Lets hope the wind hasn't been knocked out of his sails. We need him to keep pushing us forward
....
rsea - let me pop in here - I honestly was a massive Deans enthusiast until we got into the Tris and BC last year, and then Tokyo, and then Murrayfield (and, sorry, I have to now add: Sydney vs England). Then hope and belief started to curdle, and moved to major concern that key pieces were missing.
I have little problem with the 'promoting talent' component of the manner of RD doing his job. He's unquestionably promoted some high-potential players and facilitated their confidence and growth. Tick, but that's a baseline expectation from top coaches, and one that the rugby media has got into the very bad habit of celebrating as though it completed the package. It does not. Much more than just talent selection and development is needed to get to the peak in a major global sport. Unfortunately, the extra required dimensions of critical rugby coaching capability are not being discussed very much at this time.
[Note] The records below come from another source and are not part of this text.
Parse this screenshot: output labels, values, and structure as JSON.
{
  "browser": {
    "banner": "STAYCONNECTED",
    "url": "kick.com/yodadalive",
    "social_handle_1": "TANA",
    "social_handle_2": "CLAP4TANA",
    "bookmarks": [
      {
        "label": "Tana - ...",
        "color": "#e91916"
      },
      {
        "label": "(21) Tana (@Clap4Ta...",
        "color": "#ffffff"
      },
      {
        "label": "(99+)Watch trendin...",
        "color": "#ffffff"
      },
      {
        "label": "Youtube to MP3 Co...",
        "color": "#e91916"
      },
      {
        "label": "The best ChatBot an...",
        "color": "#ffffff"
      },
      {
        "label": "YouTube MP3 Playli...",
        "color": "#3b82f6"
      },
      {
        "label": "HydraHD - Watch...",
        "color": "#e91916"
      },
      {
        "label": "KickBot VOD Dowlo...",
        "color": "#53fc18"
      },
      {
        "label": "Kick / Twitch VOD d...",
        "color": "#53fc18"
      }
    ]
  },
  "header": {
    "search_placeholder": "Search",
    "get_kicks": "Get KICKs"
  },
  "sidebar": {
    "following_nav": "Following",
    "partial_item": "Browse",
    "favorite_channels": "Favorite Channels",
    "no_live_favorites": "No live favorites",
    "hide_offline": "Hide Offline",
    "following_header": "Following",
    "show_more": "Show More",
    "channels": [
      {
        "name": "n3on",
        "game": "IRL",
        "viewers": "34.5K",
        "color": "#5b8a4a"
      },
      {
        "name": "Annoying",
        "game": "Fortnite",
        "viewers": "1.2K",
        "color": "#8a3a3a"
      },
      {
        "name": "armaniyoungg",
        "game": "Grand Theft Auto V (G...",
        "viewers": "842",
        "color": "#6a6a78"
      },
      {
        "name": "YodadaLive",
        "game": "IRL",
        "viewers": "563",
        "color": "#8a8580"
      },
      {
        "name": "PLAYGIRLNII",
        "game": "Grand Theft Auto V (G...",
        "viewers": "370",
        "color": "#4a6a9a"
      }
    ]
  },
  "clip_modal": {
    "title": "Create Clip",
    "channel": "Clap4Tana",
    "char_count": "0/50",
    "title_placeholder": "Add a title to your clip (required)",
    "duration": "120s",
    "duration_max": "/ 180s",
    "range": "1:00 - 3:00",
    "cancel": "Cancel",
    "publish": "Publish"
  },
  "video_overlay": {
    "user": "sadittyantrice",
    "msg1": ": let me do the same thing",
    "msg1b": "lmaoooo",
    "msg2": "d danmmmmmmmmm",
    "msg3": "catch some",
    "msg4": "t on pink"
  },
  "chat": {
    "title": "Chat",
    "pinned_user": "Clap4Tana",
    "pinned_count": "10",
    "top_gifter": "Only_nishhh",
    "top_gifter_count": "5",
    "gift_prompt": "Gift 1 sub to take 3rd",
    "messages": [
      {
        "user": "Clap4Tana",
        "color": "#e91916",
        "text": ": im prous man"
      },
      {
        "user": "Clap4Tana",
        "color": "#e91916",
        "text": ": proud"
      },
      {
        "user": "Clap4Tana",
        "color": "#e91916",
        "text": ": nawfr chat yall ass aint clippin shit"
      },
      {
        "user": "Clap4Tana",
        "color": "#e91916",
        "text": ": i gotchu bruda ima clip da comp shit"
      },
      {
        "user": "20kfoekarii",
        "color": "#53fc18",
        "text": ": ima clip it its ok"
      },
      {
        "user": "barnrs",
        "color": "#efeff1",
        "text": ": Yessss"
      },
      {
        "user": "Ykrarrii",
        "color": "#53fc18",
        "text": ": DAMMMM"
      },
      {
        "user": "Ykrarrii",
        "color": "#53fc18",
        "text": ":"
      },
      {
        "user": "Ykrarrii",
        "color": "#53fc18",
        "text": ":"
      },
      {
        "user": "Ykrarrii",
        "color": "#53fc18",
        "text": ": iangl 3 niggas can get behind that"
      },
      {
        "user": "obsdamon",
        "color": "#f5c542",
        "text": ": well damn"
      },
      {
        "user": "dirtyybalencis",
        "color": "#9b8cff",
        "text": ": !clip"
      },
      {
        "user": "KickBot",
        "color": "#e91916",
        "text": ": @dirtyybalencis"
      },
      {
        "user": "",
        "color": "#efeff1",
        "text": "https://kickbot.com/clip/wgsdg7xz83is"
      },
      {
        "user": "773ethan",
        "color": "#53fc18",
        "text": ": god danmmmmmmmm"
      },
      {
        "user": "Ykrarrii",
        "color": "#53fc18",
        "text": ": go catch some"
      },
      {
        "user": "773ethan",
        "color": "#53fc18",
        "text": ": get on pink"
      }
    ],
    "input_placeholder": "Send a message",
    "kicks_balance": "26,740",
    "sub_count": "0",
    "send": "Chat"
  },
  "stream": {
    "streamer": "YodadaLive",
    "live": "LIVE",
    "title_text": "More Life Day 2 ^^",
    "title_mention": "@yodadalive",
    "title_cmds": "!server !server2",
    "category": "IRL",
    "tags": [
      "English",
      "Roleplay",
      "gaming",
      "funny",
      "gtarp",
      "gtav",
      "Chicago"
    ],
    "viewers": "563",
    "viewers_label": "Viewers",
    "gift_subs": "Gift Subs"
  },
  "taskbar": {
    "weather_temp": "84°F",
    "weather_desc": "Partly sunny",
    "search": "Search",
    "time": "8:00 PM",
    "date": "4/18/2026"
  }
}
Where my concern has its focus is in the other critical dimensions of a top football coach's job that are not centred on raw selection and smart combinations. For example: building a team culture and psychology that inspires, disciplines, builds mental strength, is intolerant of skill lapses, creates and sustains intensity, drives hard every time, and is utterly relentless for victory,
and does all this in an ultimately highly motivating way for the players. One might loosely call all this: the deeper aspects of the will to win, the things that really, actually make that will happen, and happen consistently. It's not wildly dissimilar to what great CEOs bring to really successful businesses. But there are of course differences in sport. Sport adds patriotism and mass appeal, that's what adds to the allure of watching a great coach build something of national, not financial, inspiration.
My worry is that the Deans' Wallabies are living in a place that is not inspired in the right manner, and actually has an inner psychology that is not strong enough to underpin consistency and the type of relentlessness required for getting to the very top. An allied fear is that the overwhelming focus today on experimentation and 'building for the future' etc is a kind of dangerous diversion device that is making us (and the Deans coaching team) feel good, but masks the fact that this alone is not enough, and that the Wallabies culture and team psychology is fundamentally not right.
We have to be able to explain: Perth, Test 1, defence outstanding and intense and consistent. Sydney, Test 2, key defence attitude and tactical nous lacking at critical moments, team clearly lacking intensity overall, and appearing complacent at the get go. (Similar pattern to last year's Tris). To explain this, there is surely something badly wrong with the culture, with mental toughness, and the deep roots of the will to win, every damn time. And I have this dark sense that Deans as a professional, as a person, may not be able to deal with this, lead a way out, and permanently fix it. Or at least not do so with the Australian Wallabies.
If I'm wrong come the gaining of international silverware back to the ARU this year, I will be thrilled to be wrong, and concede that I have misjudged this moment in transition. Honestly, my motives are rugby-patriotic, not aggressive in any way.